A recent study, evaluated the psychological effects of the traumatic vaginal delivery when the pelvic floor muscles (PFM) were confirmed damaged by way of 3D and 4D imaging. Forty women were given open-ended questions regarding their experiences before, during and after pregnancy.  Their responses were as follow for the following ten categories: lack of prenatal education (29/40); no information provided on potential morbidities (36/40); conflicting advice (35/40); traumatized partners (21/40); long-term sexual dysfunction/relationship issues (27/40); no postnatal assessment of injuries (36/40);  multiple symptoms of pelvic floor dysfunction (35/40); “putting up” with injuries (36/40); symptoms of posttraumatic stress disorder (PTSD) (27/40); dismissive staff responses (26/40) (Skinner, Bryanne, Barnett & Hans, 2017).

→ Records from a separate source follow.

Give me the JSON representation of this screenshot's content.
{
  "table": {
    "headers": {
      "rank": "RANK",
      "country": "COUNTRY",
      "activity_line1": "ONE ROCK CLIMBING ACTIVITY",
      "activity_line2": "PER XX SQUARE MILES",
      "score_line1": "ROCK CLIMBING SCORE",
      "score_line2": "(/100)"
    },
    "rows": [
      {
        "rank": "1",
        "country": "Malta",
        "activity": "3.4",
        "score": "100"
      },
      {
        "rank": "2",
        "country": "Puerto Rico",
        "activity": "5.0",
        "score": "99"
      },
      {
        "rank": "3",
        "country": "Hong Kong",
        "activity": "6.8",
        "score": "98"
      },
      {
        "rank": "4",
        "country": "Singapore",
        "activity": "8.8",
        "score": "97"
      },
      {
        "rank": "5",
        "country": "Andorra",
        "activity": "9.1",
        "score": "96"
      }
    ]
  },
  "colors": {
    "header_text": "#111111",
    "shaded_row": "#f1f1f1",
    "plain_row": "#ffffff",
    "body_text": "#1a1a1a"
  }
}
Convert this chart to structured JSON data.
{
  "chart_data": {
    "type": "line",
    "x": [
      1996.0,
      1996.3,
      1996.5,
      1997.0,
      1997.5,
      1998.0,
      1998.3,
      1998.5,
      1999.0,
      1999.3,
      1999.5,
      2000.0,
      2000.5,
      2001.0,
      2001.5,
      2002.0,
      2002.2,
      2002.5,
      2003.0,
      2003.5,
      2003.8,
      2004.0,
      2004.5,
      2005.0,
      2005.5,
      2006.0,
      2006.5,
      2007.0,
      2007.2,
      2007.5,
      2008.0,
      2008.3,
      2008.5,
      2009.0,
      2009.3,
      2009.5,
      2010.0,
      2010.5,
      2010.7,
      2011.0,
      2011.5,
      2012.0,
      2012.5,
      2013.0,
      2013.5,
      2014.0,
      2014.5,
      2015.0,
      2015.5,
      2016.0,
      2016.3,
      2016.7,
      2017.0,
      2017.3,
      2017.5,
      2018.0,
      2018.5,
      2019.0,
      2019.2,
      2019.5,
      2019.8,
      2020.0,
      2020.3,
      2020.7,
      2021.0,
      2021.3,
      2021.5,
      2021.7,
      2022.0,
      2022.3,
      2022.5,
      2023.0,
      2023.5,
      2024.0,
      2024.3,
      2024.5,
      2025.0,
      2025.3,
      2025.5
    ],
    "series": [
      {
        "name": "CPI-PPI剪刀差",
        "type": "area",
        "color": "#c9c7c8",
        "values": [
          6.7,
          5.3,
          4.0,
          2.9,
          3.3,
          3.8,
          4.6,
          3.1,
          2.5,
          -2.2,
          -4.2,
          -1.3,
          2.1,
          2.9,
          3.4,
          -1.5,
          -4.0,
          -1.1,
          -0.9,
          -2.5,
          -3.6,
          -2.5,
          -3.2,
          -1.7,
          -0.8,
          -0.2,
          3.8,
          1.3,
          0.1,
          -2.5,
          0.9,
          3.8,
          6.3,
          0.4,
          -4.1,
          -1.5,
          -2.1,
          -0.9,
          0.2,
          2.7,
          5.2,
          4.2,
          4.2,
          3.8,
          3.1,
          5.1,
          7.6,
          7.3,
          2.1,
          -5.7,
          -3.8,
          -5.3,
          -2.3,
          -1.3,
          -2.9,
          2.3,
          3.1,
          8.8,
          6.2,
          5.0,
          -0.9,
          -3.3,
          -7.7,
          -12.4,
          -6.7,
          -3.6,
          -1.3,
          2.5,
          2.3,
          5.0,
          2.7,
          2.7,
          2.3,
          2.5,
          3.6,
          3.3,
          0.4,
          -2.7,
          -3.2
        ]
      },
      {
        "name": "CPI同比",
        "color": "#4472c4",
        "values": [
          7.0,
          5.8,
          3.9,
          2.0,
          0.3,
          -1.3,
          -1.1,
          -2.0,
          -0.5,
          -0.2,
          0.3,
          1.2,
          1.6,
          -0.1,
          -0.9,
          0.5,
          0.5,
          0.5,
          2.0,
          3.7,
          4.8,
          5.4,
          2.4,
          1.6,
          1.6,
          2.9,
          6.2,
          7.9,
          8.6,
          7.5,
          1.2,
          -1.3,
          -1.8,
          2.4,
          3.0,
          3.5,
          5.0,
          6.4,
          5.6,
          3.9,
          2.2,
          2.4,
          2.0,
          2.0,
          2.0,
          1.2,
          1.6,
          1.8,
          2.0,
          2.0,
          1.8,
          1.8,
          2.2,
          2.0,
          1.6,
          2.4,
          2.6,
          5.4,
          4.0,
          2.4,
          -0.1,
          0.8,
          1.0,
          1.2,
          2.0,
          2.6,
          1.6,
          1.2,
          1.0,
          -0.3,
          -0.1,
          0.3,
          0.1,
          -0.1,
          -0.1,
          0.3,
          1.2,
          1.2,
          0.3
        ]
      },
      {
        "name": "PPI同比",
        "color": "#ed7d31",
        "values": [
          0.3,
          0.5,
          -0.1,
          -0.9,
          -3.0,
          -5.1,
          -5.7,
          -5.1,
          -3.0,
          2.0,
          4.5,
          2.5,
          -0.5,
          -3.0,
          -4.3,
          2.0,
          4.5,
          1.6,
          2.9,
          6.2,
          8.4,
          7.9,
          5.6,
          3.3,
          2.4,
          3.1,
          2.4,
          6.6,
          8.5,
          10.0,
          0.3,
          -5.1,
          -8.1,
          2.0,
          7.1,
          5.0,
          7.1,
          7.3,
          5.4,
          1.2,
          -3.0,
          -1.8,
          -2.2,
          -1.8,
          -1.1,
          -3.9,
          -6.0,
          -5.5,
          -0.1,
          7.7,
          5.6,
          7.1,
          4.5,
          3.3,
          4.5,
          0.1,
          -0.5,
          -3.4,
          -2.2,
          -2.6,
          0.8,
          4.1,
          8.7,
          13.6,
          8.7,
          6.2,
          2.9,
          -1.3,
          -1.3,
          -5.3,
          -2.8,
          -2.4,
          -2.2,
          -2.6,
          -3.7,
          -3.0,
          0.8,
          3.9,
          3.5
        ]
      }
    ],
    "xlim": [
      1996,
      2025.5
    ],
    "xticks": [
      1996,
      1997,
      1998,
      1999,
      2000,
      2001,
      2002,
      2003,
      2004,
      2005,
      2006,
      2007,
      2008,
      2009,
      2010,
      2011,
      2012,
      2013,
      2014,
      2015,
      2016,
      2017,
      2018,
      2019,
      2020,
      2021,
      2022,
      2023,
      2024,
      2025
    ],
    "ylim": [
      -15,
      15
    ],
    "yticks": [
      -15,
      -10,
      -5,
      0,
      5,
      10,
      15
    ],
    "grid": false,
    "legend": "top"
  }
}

At least once or twice a week I consult a new mom that asks me,” why didn’t someone tell me that I could have pelvic floor damage?”.  I agree, knowledge is power! There are many women who have babies without any issues at all.  Pelvic floor physical therapists, such as myself, only see those who have acquired an injury.   But, knowing about possible risk factors and knowing that there are things that can go wrong during and after delivery could be scary, but, less traumatizing if anticipation was there.

Equally, women with C-section scars, experience tension along the scar site, decreased sensation and often a fragile sense of vulnerability due to weakness of the abdominal wall and other symptoms related to an abdominal surgery.  Both groups of women, report of decreased quality of life due to physical and psychological effects.

As health care providers we are responsible to educate and provide the support necessary   to ensure every new mom feels whole again after giving birth.

As a woman, I encourage other woman to ask for help when things don’t feel right.  When it comes to other aspects of life, we are encouraged not to “put up” with what is not right.  Do not put up with pain, or incontinence or fatigue or sadness…..you are not ok until you  return to full health, both physically and emotionally, even if your baby is in college!

Therefore, it is never too late to address the lingering issues postpartum.  If you have issues with incontinence, weak and stretched abdominal muscles or pelvic pain or even if you just think you could be better, don’t put it off or dismiss yourself.  Seek advice from your primary care, gynecologist, or see a physical therapist that specializes in pelvic floor rehabilitation.   There is hope, and things can be a lot better, but not until you take the first step.